Well, boy, do I feel like a useful idiot now. It turns out that by savaging our president throughout the ’90s, the Journal was “taking a page from the old Soviet playbook.” Say it ain’t so, Paul Gigot!


Anyway, that’s what I got out of “Propaganda Redux,” the op-ed by Ion Mihai Pacepa that ran in Tuesday’s Wall Street Journal, even though the author’s main focus, predictably, is on Bush-bashing. Pacepa is “the highest-ranking intelligence official ever to have defected from the Soviet bloc,” so he knows something about anti-American commie tactics, like spreading doubts about the president. You see:

Sowing the seeds of anti-Americanism by discrediting the American president was one of the main tasks of the Soviet-bloc intelligence community during the years I worked at its top levels. This same strategy is at work today, but it is regarded as bad manners to point out the Soviet parallels. For communists, only the leader counted, no matter the country, friend or foe.

As Pacepa recounts, Soviet bloc spies would stop at nothing in their disinformation campaign, portraying “Nixon as a petty tyrant, Ford as a dimwitted football player and Jimmy Carter as a bumbling peanut farmer.” When you think how close Americans came to believing some of that stuff, it really gives you a chill. We might well have lost the Cold War. 

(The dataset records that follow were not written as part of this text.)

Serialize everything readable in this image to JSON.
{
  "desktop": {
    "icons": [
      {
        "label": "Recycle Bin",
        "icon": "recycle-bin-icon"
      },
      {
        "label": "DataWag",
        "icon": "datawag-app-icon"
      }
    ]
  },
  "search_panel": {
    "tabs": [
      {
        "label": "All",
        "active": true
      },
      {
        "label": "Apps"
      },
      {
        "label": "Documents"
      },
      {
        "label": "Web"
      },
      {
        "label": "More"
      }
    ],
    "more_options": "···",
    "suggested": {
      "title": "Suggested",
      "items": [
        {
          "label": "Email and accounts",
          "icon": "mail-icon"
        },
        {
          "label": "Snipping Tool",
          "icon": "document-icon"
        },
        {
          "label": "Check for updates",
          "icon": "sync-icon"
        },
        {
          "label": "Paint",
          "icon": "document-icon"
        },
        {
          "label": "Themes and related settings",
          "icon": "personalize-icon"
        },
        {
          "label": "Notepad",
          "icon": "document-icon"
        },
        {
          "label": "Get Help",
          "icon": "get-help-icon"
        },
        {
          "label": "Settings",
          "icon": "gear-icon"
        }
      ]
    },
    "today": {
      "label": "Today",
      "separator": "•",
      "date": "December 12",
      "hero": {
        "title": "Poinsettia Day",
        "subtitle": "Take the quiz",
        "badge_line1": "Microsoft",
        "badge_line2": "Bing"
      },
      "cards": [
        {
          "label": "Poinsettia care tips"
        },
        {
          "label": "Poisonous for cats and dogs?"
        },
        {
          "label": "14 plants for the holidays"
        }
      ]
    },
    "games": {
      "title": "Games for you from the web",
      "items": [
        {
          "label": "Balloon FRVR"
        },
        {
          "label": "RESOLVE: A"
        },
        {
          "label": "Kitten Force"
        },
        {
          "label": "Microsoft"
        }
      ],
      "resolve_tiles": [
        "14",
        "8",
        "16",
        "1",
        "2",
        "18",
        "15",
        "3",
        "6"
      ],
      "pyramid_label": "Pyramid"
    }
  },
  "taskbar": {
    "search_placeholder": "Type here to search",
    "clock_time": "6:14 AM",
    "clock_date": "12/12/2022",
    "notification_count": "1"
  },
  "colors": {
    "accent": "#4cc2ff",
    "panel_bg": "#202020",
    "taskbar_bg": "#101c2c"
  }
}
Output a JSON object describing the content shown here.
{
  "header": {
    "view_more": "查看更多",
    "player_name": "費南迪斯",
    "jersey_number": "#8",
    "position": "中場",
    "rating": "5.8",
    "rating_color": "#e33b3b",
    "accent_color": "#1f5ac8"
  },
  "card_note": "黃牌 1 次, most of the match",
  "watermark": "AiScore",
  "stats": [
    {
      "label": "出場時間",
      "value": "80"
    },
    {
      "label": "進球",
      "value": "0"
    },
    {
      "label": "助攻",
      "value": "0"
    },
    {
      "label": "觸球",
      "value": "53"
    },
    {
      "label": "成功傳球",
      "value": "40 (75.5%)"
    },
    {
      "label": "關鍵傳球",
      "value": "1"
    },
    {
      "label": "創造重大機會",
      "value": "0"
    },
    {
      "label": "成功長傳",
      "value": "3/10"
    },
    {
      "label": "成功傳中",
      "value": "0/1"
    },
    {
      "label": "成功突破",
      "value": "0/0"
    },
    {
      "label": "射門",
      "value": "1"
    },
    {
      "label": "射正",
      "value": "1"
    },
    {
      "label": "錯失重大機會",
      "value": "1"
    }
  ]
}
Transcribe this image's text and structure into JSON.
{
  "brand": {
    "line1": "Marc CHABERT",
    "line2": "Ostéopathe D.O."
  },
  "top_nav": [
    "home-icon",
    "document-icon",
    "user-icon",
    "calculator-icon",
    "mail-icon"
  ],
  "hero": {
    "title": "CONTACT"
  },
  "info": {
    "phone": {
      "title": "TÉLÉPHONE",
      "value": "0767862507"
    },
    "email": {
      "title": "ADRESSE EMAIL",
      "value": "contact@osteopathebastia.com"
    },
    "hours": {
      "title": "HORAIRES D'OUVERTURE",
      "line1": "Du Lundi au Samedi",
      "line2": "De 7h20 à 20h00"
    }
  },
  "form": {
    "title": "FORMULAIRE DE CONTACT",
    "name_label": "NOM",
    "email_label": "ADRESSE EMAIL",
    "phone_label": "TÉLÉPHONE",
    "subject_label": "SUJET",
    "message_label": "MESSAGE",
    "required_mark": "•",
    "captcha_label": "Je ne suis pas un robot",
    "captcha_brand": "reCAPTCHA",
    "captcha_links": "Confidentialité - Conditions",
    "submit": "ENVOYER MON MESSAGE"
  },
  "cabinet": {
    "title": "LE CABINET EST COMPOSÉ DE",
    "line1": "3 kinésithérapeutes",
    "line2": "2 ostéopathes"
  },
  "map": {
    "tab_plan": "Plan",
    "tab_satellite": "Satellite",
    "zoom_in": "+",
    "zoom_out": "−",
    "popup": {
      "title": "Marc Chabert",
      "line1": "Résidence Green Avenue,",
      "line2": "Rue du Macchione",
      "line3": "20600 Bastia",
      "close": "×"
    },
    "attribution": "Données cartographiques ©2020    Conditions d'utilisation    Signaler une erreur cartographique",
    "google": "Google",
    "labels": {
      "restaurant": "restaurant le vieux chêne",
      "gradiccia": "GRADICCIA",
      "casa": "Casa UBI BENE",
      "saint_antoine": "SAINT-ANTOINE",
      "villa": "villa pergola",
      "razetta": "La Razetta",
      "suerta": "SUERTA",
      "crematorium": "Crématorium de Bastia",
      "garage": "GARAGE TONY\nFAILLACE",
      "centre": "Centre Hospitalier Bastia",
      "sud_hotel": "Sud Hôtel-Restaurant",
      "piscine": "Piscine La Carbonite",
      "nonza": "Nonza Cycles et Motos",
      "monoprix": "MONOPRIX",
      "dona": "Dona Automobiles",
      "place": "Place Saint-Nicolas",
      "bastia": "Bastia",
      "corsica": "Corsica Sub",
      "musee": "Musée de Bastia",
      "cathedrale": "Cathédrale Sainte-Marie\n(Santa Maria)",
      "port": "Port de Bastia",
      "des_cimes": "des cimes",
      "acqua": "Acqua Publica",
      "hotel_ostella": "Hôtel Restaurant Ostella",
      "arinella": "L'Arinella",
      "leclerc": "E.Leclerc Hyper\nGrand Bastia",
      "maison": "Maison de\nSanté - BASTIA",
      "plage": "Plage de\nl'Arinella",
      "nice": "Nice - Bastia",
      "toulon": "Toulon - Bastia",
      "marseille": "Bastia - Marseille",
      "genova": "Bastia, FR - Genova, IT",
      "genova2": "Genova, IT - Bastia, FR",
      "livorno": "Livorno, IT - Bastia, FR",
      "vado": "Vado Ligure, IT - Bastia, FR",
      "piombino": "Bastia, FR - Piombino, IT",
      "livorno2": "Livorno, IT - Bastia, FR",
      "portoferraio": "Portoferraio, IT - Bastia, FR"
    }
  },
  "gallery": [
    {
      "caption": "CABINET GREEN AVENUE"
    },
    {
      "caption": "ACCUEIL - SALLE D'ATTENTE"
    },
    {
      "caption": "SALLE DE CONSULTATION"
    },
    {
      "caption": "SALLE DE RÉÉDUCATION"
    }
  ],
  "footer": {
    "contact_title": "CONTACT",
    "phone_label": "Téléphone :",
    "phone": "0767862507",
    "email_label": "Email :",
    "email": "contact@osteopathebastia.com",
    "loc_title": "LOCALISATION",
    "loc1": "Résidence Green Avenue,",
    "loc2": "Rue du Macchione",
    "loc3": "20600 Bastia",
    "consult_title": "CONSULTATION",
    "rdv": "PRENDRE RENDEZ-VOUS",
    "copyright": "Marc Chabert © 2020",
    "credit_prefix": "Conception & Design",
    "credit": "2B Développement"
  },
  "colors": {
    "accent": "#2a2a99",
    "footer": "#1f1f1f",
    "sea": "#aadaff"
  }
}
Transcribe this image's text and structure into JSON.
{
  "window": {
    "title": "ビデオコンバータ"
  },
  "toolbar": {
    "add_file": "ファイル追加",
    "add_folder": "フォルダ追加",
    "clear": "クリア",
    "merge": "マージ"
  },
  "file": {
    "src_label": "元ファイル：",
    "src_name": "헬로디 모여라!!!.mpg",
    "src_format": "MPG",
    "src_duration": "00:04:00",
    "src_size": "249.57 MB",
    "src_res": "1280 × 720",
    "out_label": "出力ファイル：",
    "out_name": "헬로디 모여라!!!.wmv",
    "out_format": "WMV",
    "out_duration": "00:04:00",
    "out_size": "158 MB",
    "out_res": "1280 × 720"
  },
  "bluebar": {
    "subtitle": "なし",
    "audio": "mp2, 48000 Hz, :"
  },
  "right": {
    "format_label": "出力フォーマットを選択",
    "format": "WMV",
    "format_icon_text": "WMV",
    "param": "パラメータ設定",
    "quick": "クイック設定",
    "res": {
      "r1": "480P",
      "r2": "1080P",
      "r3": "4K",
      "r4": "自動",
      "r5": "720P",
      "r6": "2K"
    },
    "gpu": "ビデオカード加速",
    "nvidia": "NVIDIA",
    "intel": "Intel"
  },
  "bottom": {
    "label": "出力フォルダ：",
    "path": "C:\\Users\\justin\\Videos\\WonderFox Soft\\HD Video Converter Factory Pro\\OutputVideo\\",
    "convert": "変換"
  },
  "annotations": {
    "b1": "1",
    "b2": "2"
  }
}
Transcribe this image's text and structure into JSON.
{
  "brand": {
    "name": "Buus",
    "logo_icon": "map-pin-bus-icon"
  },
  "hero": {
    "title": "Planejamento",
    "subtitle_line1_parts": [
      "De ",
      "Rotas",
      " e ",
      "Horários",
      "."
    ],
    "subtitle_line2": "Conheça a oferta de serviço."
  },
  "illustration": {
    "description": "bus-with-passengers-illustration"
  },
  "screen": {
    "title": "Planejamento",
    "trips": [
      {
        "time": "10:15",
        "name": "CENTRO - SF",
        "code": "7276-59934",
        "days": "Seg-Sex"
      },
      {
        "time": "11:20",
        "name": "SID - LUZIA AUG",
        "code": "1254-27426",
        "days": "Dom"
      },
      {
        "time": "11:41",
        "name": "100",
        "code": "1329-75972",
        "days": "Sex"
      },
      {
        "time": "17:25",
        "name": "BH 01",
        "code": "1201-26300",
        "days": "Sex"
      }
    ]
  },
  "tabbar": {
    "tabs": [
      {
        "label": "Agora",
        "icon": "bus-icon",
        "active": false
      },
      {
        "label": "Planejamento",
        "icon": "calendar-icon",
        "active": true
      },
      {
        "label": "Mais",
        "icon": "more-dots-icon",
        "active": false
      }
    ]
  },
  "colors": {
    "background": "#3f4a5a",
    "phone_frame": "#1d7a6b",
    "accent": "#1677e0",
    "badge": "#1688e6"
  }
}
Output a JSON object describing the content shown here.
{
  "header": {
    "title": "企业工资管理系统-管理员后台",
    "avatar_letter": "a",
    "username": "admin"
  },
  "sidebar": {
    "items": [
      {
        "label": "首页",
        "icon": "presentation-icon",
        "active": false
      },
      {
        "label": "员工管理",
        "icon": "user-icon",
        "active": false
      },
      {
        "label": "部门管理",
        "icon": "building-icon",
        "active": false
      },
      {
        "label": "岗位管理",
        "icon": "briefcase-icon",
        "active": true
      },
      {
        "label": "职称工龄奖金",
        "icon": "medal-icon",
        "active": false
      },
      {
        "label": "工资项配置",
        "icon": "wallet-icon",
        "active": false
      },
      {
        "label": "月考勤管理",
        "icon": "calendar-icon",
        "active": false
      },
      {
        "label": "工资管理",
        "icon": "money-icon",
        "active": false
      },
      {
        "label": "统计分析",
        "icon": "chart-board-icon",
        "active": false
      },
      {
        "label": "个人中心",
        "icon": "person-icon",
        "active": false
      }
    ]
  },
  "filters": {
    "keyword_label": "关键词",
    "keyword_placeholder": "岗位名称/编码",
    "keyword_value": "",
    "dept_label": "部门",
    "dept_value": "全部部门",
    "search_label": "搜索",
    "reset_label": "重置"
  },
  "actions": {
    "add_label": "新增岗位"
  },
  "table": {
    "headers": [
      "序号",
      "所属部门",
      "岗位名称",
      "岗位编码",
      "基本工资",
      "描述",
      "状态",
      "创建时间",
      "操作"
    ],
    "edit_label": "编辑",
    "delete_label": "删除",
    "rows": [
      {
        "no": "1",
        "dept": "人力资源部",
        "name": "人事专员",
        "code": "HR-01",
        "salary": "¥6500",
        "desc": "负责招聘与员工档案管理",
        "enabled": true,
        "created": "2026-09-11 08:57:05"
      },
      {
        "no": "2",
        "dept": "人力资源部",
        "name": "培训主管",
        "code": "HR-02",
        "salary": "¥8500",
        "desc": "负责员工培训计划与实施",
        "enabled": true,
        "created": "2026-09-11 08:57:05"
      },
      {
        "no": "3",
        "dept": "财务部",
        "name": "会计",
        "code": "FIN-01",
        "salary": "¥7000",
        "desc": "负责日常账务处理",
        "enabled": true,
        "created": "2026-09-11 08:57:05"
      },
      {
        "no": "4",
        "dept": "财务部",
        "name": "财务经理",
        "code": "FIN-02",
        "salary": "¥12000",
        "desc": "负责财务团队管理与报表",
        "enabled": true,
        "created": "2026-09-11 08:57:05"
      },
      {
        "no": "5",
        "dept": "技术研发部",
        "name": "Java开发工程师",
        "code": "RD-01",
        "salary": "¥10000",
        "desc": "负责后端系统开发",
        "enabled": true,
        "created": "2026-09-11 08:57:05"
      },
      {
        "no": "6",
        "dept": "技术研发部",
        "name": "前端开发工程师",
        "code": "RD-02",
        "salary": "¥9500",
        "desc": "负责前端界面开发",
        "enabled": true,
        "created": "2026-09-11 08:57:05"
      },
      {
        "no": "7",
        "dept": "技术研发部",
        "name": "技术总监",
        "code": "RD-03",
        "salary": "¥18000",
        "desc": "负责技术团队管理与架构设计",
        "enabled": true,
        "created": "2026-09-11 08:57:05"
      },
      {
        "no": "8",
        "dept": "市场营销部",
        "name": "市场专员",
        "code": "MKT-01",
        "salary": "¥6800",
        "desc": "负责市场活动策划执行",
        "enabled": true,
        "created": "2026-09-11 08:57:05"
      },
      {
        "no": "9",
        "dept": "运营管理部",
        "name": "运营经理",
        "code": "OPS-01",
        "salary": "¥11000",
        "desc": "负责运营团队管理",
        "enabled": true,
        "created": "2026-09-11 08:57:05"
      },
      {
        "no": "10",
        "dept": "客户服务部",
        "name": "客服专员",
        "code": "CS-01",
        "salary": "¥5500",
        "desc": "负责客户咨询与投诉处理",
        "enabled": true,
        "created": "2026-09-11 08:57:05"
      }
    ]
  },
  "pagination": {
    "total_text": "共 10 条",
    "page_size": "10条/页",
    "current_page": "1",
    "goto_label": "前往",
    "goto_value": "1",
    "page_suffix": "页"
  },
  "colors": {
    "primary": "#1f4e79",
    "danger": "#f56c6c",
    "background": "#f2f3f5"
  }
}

Yet even today, over a decade and a half after the collapse of the Soviet Union, the ominous parallels remain. As Pacepa notes, “At the 2004 Democratic National Convention, for example, Bush critics continued our mud-slinging at America’s commander in chief.” This will not do, for, as Pacepa explains in the last paragraph:

[T]he communists got it right. It is America’s leader that counts.

And there you have it. Right in the pages of the Wall Street Journal. The second Clinton presidency sure is going to be interesting.